Many people who live in Prague hadn’t been to the center in years. Under normal circumstances, locals would go almost anyplace else rather than brave fighting the wall-to-wall crowds of tourists between Old Town Square and Prague Castle.
With tourists unable to come, Praguers were finally able to get an undisturbed gander at the centuries-old streets and squares in the city center for the first time since the 1990s. Compared to 2019, the number of tourists visiting Prague dropped 87 percent in 2020.
When the tourists left Prague, local tourism changed 360 degrees. Rather than having to search for a narrow passage between tour groups, people could relax and look up at the house signs above the Baroque doorways. Before houses were numbered, they were known by fanciful names such as the House at the Black Sun or House of the Three Violins. Hundreds of these colorful sculpted signs still remain.
The overall feeling downtown was surreal, though. When the tourists left Prague, souvenir shops were either closed or mainly selling face masks, as locals have no interest in puppets or faux Soviet hats and watches. Whole streets of shops were shuttered save for a stand or two offering two-for-one deals on fresh-baked funnel cakes and takeaway beverages.
Even in difficult times, Praguers kept a sense of humor. One cafe near Old Town Square rose to the occasion by making chocolate bonbons with red spikes — modeled on the coronavirus. They had to be ordered in advance as demand was so high.
The area around Wenceslas Square, the city’s main shopping and entertainment district, in particular, was eerily quiet.
The Lucerna Passage, an Art Nouveau shopping arcade cutting through the ground floors of several buildings, had only security guards to save it from being fully deserted.
The Astronomical Clock, with its functioning astrolabe and an hourly procession of wooden saints, now played to single digits of viewers rather than hundreds.
The newly erected victory column, capped with St Mary, became home to flowers and candles left by people seeking divine intervention to mitigate the virus. The column is a replica of one from the 17th century that had been torn down in 1918 when Czechoslovakia became independent.

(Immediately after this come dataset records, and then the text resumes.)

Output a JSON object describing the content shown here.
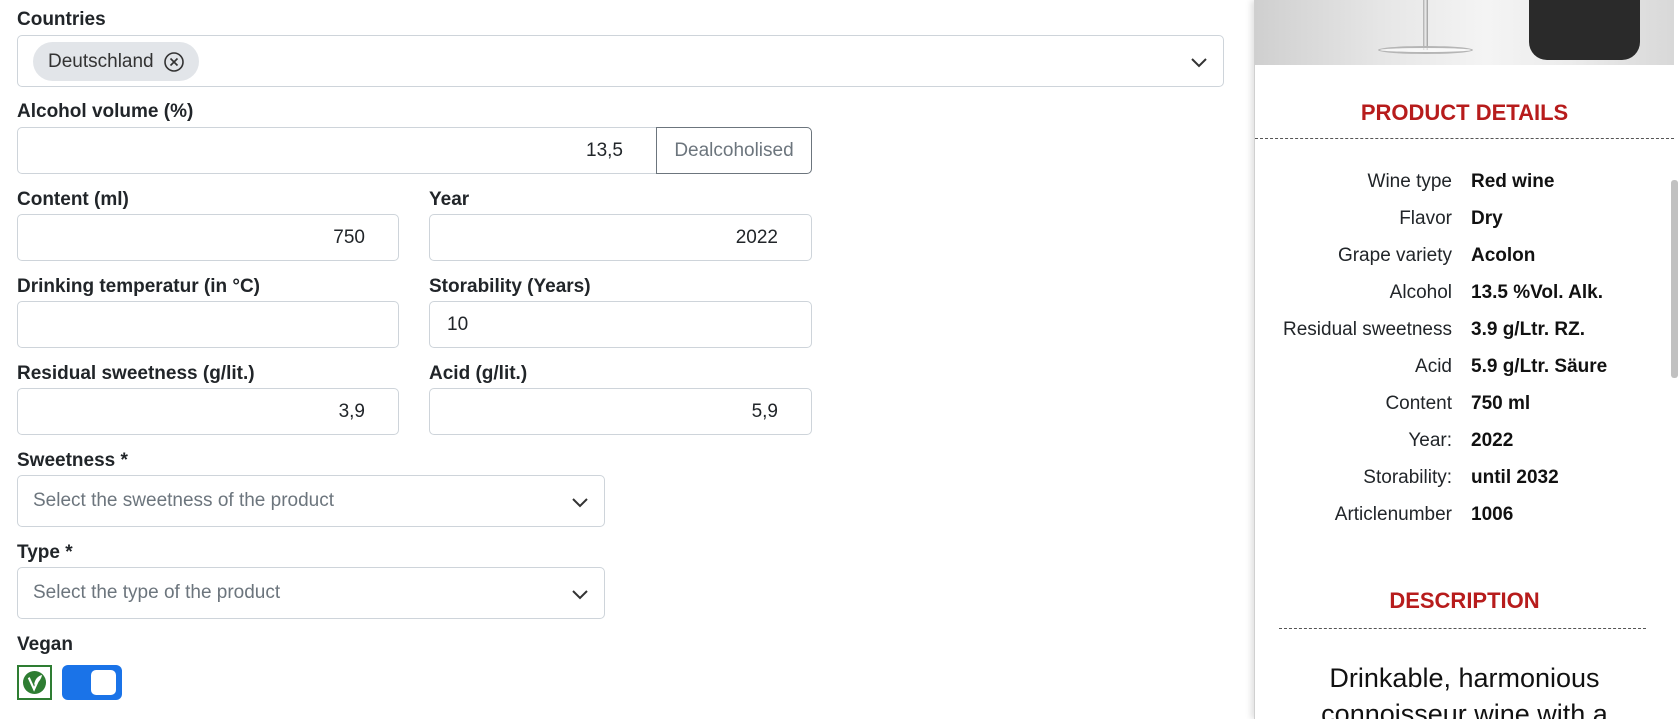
{
  "form": {
    "countries": {
      "label": "Countries",
      "chips": [
        "Deutschland"
      ]
    },
    "alcohol": {
      "label": "Alcohol volume (%)",
      "value": "13,5",
      "button": "Dealcoholised"
    },
    "content": {
      "label": "Content (ml)",
      "value": "750"
    },
    "year": {
      "label": "Year",
      "value": "2022"
    },
    "drinking_temp": {
      "label": "Drinking temperatur (in °C)",
      "value": ""
    },
    "storability": {
      "label": "Storability (Years)",
      "value": "10"
    },
    "residual_sweetness": {
      "label": "Residual sweetness (g/lit.)",
      "value": "3,9"
    },
    "acid": {
      "label": "Acid (g/lit.)",
      "value": "5,9"
    },
    "sweetness": {
      "label": "Sweetness *",
      "placeholder": "Select the sweetness of the product"
    },
    "type": {
      "label": "Type *",
      "placeholder": "Select the type of the product"
    },
    "vegan": {
      "label": "Vegan",
      "enabled": true
    }
  },
  "panel": {
    "details_title": "PRODUCT DETAILS",
    "details": [
      {
        "key": "Wine type",
        "value": "Red wine"
      },
      {
        "key": "Flavor",
        "value": "Dry"
      },
      {
        "key": "Grape variety",
        "value": "Acolon"
      },
      {
        "key": "Alcohol",
        "value": "13.5 %Vol. Alk."
      },
      {
        "key": "Residual sweetness",
        "value": "3.9 g/Ltr. RZ."
      },
      {
        "key": "Acid",
        "value": "5.9 g/Ltr. Säure"
      },
      {
        "key": "Content",
        "value": "750 ml"
      },
      {
        "key": "Year:",
        "value": "2022"
      },
      {
        "key": "Storability:",
        "value": "until 2032"
      },
      {
        "key": "Articlenumber",
        "value": "1006"
      }
    ],
    "description_title": "DESCRIPTION",
    "description_lines": [
      "Drinkable, harmonious",
      "connoisseur wine with a"
    ]
  },
  "colors": {
    "accent_title": "#b71c1c",
    "toggle_on": "#1a73e8",
    "vegan_green": "#2e7d32"
  },
  "icons": [
    "remove-chip-icon",
    "chevron-down-icon",
    "vegan-icon"
  ]
}
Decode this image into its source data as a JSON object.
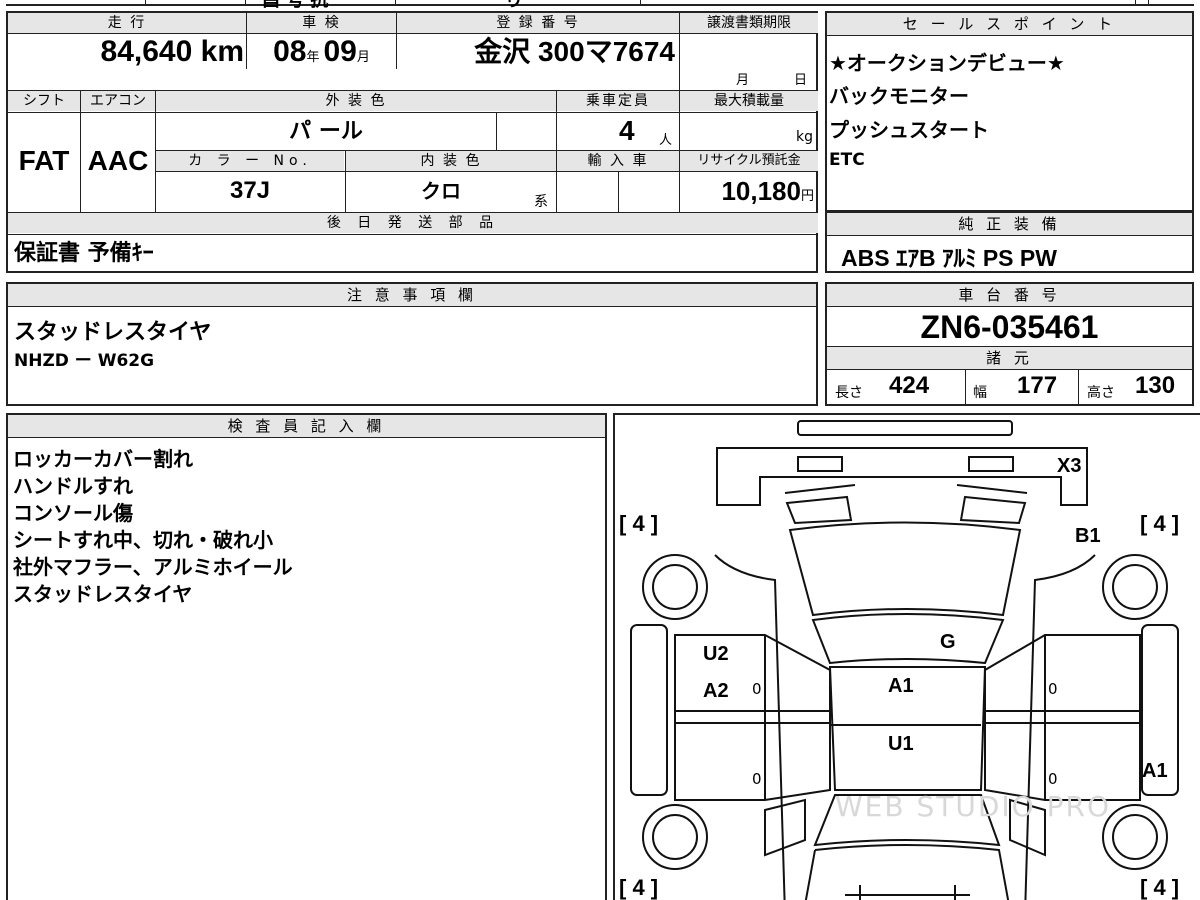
{
  "top": {
    "partial_1": "昌 号 抗",
    "partial_2": "り"
  },
  "main_table": {
    "mileage_label": "走 行",
    "mileage_value": "84,640 km",
    "inspection_label": "車 検",
    "inspection_year": "08",
    "inspection_year_unit": "年",
    "inspection_month": "09",
    "inspection_month_unit": "月",
    "registration_label": "登 録 番 号",
    "registration_value": "金沢 300マ7674",
    "transfer_label": "譲渡書類期限",
    "transfer_month": "月",
    "transfer_day": "日",
    "shift_label": "シフト",
    "shift_value": "FAT",
    "ac_label": "エアコン",
    "ac_value": "AAC",
    "exterior_label": "外 装 色",
    "exterior_value": "パ ール",
    "capacity_label": "乗車定員",
    "capacity_value": "4",
    "capacity_unit": "人",
    "max_load_label": "最大積載量",
    "max_load_unit": "kg",
    "color_no_label": "カ ラ ー No.",
    "color_no_value": "37J",
    "interior_label": "内 装 色",
    "interior_value": "クロ",
    "interior_suffix": "系",
    "import_label": "輸 入 車",
    "recycle_label": "リサイクル預託金",
    "recycle_value": "10,180",
    "recycle_unit": "円"
  },
  "later_parts": {
    "label": "後 日 発 送 部 品",
    "value": "保証書 予備ｷｰ"
  },
  "sales_points": {
    "label": "セ ー ル ス ポ イ ン ト",
    "lines": [
      "★オークションデビュー★",
      "バックモニター",
      "プッシュスタート",
      "ETC"
    ]
  },
  "equipment": {
    "label": "純 正 装 備",
    "value": "ABS ｴｱB ｱﾙﾐ PS PW"
  },
  "notes": {
    "label": "注 意 事 項 欄",
    "lines": [
      "スタッドレスタイヤ",
      "NHZD ー W62G"
    ]
  },
  "chassis": {
    "label": "車 台 番 号",
    "value": "ZN6-035461",
    "specs_label": "諸 元",
    "length_label": "長さ",
    "length_value": "424",
    "width_label": "幅",
    "width_value": "177",
    "height_label": "高さ",
    "height_value": "130"
  },
  "inspector": {
    "label": "検 査 員 記 入 欄",
    "lines": [
      "ロッカーカバー割れ",
      "ハンドルすれ",
      "コンソール傷",
      "シートすれ中、切れ・破れ小",
      "社外マフラー、アルミホイール",
      "スタッドレスタイヤ"
    ]
  },
  "diagram": {
    "tire_fl": "[ 4 ]",
    "tire_fr": "[ 4 ]",
    "tire_rl": "[ 4 ]",
    "tire_rr": "[ 4 ]",
    "mark_x3": "X3",
    "mark_b1": "B1",
    "mark_g": "G",
    "mark_u2": "U2",
    "mark_a2": "A2",
    "mark_a1_roof": "A1",
    "mark_u1": "U1",
    "mark_a1_side": "A1",
    "zero": "0",
    "watermark": "WEB STUDIO PRO"
  }
}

Most vacant of all was Prague Castle, the grounds of which stayed closed to all except government workers. While uniformed castle guards could be seen behind the gates marching on a regular schedule, it was a show for virtually nobody.
Even before the first lockdown started, Prague City Hall had been trying to clear Old Town Square and the rest of the center or the worst excesses of tourism — fake historical vehicles, living statues, people in panda costumes, and mediocre buskers.
The lockdown completed what the city started. Finally, those who ventured to Old Town Square could appreciate the former Town Hall and other elaborately decorated buildings without a lot of visual noise. The buildings include ones where writer Franz Kafka lived and another where Albert Einstein entertained his fellow intellectuals by playing the violin.
The main draw for locals returning to the center, though, was Charles Bridge. The 14th century stone structure, dotted with 30 religious statues, was now devoid of both crowds and merchants hawking souvenirs and caricatures. Small groups could finally make a wish by touching the statue of St John Nepomuk without having to wait in line. Posing for masked group photos with Prague Castle in the background became the way to show you experienced the pandemic.
The Czech Republic became the first European country to make wearing face masks mandatory, i.e. on March 19, 2020.
On June 30, 2020, some 2,000 people came together for a pot luck dinner on 515 meters of tables crossing the entire span of Charles Bridge. At the time, the first wave of the pandemic had largely abated and rules had been relaxed. Museums and theaters reopened, at least with limited capacity, and restaurants could offer some indoor and outdoor dining.
Throughout the pandemic, parks and urban forests were an exception to many of the rules, as people were encouraged to get out of their homes for exercise. Petřín Hill on May Day 2020, a holiday where lovers kiss under blooming trees, seemed almost normal save the occasional face mask.
Stands in some parks selling beer and snacks remained open under rules that allowed takeaway from restaurants. Picnics in the park became one form of entertainment people could engage in.
The relatively relaxed times of the summer were short-lived, as by September 2020 the virus numbers were back up and restrictions returned slowly. By March 2021, a full year after the pandemic started, the city was back into lockdown. Police were checking IDs in the center as only city residents were allowed on the streets. Tourists, even ones from just beyond the city limits, were supposed to stay away.
On Monday 12 April 2021, children were starting to go back to schools and nurseries as the state of emergency was lifted.
The country continued to gradually relax its protective measures. Finally, as of April 9, 2022, the protective measures regarding the conditions of entry into the Czech Republic in relation to the epidemic of covid-19 were suspended. Entry into the Czech Republic was no longer subject to any special epidemiological conditions to prevent the spread of the disease. The entry ban for foreigners from third countries and the obligation to prove infection-free status was lifted.